Up until 1994 there was Kowloon Walled City, an abandoned Chinese fort in Kowloon City in British Hong Kong. It became a completely lawless settlement - 50,000 people crammed into 300 haphazardly-interconnected buildings on 6.4 acres of land. Criminals, unlicensed doctors, people who just wanted to live outside the law - it was a really interesting situation, and a fascinating place.
Chip Delaney’s Triton features a “lawless zone” for those wishing not to comply even with the colony moon’s libertarian regulations. But it was no haven for criminals, as cops weren’t bound by laws there, either. No due process in the free zone. But you’re free to hang dirty laundry unless someone cuts it down.
A quibble with the thread title: Enclaves and exclaves aren’t so much “geographical” as “border” anomalies.
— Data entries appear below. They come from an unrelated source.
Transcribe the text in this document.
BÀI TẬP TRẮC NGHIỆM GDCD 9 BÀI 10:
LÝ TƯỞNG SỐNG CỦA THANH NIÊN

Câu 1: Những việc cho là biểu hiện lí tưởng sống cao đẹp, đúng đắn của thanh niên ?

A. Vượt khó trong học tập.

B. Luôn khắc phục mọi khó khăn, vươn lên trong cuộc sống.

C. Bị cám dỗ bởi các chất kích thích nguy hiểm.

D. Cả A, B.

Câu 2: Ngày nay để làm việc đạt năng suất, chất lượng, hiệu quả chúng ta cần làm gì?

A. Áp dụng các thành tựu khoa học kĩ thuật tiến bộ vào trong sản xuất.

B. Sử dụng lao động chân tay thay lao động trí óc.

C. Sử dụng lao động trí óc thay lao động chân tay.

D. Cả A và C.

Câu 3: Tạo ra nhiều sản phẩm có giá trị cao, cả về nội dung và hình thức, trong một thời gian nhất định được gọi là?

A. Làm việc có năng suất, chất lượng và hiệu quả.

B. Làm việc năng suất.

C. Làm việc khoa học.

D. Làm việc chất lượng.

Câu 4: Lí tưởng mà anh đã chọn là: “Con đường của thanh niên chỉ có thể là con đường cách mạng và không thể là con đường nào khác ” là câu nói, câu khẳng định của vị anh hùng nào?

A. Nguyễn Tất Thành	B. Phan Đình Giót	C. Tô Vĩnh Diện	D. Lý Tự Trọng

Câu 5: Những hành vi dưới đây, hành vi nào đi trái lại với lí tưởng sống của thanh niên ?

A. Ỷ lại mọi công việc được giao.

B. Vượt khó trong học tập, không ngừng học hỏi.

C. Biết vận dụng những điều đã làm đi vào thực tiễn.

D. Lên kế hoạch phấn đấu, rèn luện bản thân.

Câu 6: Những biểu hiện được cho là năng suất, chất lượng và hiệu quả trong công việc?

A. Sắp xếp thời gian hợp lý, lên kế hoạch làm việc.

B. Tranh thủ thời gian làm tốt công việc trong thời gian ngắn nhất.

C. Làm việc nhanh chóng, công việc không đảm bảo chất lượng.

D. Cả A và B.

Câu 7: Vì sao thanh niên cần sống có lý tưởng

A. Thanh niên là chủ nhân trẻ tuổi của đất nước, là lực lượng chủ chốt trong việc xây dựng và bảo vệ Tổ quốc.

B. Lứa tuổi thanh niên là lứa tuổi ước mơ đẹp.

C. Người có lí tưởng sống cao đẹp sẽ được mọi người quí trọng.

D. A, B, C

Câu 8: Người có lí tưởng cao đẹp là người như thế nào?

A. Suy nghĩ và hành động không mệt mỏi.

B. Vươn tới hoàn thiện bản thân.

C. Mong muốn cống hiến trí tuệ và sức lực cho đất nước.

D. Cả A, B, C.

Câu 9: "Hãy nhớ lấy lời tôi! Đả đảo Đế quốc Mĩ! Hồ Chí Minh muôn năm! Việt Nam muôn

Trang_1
Physical features remain in place; people draw their lines wherever and claim whatever, changing with the latest conquest.
Whichever of Egypt or Sudan claims it, would effectively lose their claim to the Halayib Triangle, because they’d then be using the same border definition as their opponent. So it’s not that Bir Tawil is shitty, it’s that nobody wants to be first to blink.
Other microstate idiots have tried claiming it, but it’s in the Sahara…good luck with that.